In Prothrapur Jail those with the virus are locked in their own cells at night, but during the day they mix with other prisoners. But by attributing cases of HIV infection to foreigners and short-term visitors, the claim can be made that islanders -- whether indigenous tribes or more recent settlers from the mainland -- are not at risk.
However, this claim is based on the notion that islanders do not have sexual contact with visitors and that islanders do not visit the mainland. Certainly there is no evidence yet of infection among the islanders. Dr Shah notes that only 20 non-prisoners have tested HIV-positive on the islands. All are from mainland India -- either short-term visitors such as businessmen or contracted workers, or defence personnel on a temporary posting.
The islands' Health Directorate is apparently considering bringing its policy on testing and deportation in line with national policy, which forbids compulsory testing or isolation.
But it could take time to filter through to the prison authorities, whose actions so far appear to meet what the United Nations AIDS agency describes as a condition of "widespread discrimination against prisoners with HIV/AIDS."
"Prisoners are often subjected to mandatory HIV tests with the results not being kept confidential.
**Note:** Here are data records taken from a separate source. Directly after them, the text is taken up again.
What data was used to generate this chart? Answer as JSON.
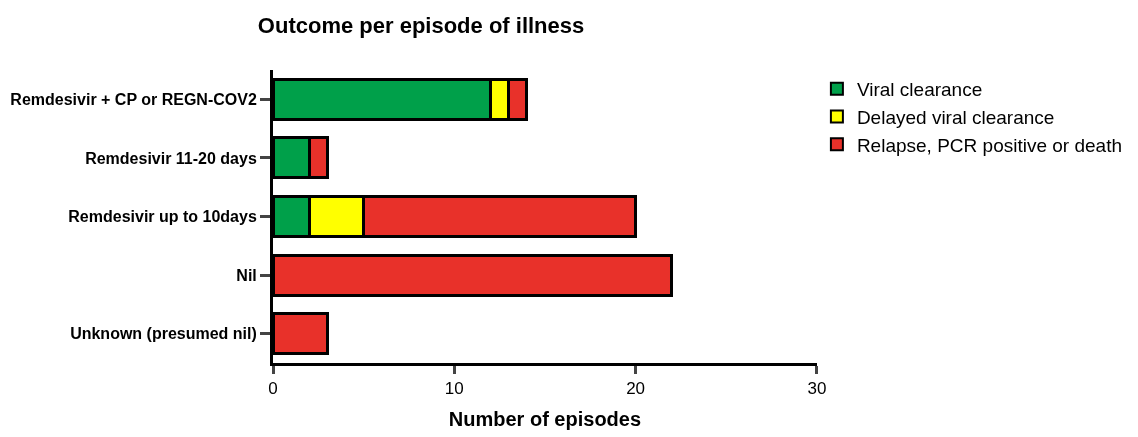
{
  "chart_data": {
    "type": "bar",
    "orientation": "horizontal",
    "stacked": true,
    "title": "Outcome per episode of illness",
    "xlabel": "Number of episodes",
    "categories": [
      "Remdesivir + CP or REGN-COV2",
      "Remdesivir 11-20 days",
      "Remdesivir up to 10days",
      "Nil",
      "Unknown (presumed nil)"
    ],
    "series": [
      {
        "name": "Viral clearance",
        "color": "#00a04a",
        "values": [
          12,
          2,
          2,
          0,
          0
        ]
      },
      {
        "name": "Delayed viral clearance",
        "color": "#ffff00",
        "values": [
          1,
          0,
          3,
          0,
          0
        ]
      },
      {
        "name": "Relapse, PCR positive or death",
        "color": "#e8312a",
        "values": [
          1,
          1,
          15,
          22,
          3
        ]
      }
    ],
    "xlim": [
      0,
      30
    ],
    "xticks": [
      0,
      10,
      20,
      30
    ],
    "legend": "top right"
  }
}
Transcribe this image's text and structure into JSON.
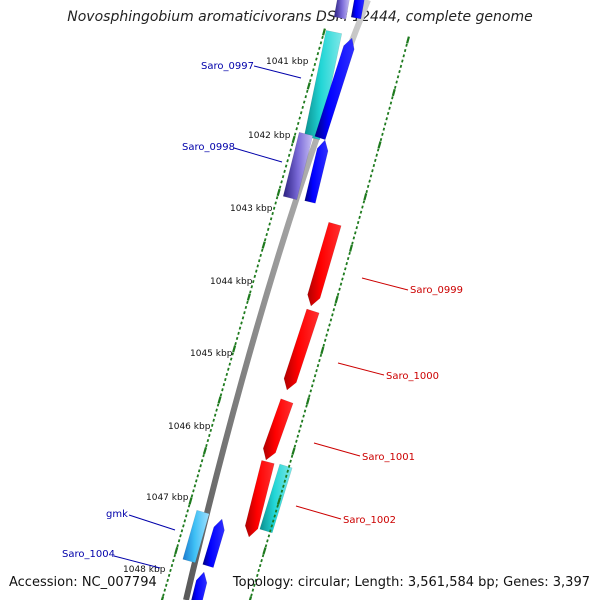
{
  "title": "Novosphingobium aromaticivorans DSM 12444, complete genome",
  "footer": {
    "accession": "Accession: NC_007794",
    "summary": "Topology: circular; Length: 3,561,584 bp; Genes: 3,397"
  },
  "colors": {
    "forward_cds": "#0000ff",
    "reverse_cds": "#ff0000",
    "gene_cyan": "#1fc7c7",
    "gene_lightblue": "#3fb0f0",
    "purple": "#6a5acd",
    "backbone": "#808080",
    "tick_green": "#1e7a1e",
    "label_blue": "#0000aa",
    "label_red": "#cc0000"
  },
  "kbp_labels": [
    "1041 kbp",
    "1042 kbp",
    "1043 kbp",
    "1044 kbp",
    "1045 kbp",
    "1046 kbp",
    "1047 kbp",
    "1048 kbp"
  ],
  "genes_left": [
    "Saro_0997",
    "Saro_0998",
    "gmk",
    "Saro_1004"
  ],
  "genes_right": [
    "Saro_0999",
    "Saro_1000",
    "Saro_1001",
    "Saro_1002"
  ]
}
Those found to be positive are subject to segregation, isolation, denial of privileges, and denial of health care," says UNAIDS.
"Such policies violate the prisoners' rights to privacy and security of person, can constitute cruel and inhuman treatment, and have no public health justification in that they do not protect people from HIV/AIDS. In fact, they create a false sense of security so that prison staff and other prisoners do not take precautions to protect themselves," it adds.
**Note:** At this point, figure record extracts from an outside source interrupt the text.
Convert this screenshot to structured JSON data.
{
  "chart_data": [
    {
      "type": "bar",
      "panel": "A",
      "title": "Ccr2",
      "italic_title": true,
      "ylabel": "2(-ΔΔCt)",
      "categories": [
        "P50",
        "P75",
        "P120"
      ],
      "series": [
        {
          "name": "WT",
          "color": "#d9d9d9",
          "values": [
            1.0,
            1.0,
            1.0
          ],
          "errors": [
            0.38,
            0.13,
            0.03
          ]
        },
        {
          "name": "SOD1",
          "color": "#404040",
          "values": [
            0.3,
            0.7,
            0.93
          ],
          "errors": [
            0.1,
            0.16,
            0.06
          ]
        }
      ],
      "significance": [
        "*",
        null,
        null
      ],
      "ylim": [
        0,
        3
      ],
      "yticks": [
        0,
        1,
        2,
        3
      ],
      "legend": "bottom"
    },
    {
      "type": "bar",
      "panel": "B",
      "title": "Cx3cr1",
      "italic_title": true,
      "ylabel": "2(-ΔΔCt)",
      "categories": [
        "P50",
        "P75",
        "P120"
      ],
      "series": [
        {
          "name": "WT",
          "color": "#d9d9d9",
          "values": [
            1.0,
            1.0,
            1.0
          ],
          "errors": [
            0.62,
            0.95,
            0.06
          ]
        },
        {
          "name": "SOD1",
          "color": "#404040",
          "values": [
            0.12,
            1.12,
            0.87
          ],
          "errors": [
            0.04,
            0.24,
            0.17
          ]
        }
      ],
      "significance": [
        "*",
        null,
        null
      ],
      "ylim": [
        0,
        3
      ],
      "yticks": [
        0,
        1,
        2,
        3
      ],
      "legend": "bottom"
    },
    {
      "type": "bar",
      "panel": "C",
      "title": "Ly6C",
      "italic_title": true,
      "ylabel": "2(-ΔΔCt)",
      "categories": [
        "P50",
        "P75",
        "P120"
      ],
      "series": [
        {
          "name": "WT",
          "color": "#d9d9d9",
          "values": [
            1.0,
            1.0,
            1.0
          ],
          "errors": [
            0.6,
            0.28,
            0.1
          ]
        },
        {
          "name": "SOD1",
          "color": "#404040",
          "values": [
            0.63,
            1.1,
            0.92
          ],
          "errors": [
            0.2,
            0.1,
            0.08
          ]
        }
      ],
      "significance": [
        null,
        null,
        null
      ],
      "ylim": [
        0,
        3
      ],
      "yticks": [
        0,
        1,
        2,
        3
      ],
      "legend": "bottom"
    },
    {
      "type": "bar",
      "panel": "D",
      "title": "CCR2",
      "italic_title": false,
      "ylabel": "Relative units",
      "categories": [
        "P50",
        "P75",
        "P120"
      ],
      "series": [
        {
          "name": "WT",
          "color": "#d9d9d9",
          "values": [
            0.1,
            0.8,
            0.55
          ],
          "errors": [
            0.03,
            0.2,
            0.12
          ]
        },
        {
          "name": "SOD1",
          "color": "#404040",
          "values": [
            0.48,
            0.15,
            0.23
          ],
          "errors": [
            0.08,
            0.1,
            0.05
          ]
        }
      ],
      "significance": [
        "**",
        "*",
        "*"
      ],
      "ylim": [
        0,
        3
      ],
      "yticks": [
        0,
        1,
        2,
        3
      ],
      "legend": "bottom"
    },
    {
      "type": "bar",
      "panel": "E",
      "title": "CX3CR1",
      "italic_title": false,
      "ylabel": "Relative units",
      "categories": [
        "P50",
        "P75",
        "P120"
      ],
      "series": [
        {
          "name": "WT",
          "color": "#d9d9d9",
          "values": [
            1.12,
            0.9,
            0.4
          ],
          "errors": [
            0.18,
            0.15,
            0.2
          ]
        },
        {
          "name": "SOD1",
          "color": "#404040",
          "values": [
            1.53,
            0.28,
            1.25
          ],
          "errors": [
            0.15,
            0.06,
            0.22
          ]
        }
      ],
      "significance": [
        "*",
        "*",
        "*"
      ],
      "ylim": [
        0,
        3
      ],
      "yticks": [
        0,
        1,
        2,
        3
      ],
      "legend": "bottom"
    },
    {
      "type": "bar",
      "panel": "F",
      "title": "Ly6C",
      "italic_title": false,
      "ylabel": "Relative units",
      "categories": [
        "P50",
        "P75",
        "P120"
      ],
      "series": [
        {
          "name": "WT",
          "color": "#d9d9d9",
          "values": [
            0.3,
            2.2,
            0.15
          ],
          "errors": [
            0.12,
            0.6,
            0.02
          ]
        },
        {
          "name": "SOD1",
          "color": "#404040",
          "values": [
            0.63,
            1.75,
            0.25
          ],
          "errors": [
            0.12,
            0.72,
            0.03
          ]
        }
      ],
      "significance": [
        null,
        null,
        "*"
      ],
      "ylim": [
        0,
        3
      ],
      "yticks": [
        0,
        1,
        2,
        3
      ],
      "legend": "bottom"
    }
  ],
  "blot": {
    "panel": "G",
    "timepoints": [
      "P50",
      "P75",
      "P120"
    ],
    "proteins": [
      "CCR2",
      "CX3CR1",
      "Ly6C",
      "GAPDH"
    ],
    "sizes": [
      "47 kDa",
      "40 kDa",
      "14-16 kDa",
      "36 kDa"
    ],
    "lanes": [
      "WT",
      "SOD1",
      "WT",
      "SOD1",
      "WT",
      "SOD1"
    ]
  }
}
Meanwhile, misconceptions about the disease remain rife on the islands with more than one newspaper advocating that all foreigners be tested for HIV and those found positive segregated and deported.
The 'Andaman Herald Daily' said in an editorial earlier this year when referring to reports of HIV cases in a local hospital: "Most of the cases detected were foreigners, uninvited guests whom we are keeping in our midst, who come from a permissive society. Knowing the way in which AIDS spreads, it will not be long before the infections start increasing and then spread like wildfire in the islands too."
It continued: "Scanning of foreigners for AIDS as soon as they are apprehended must be made mandatory and they should be immediately segregated and deported as early as possible."
In a way, the Andamans administration's approach to HIV is similar to the bureaucracy's reaction in New Delhi in the late 1980s when the first cases of HIV were detected in India.
The government's Council of Medical Research had then advocated compulsory testing of foreigners entering the country and banning the entry of those found positive.
Now, National AIDS Control Organisation (NACO) guidelines say that only informed and voluntary testing of prisoners can be undertaken. And according to Dr P L Joshi of NACO, HIV-positive inmates should not be isolated or discriminated against in other ways.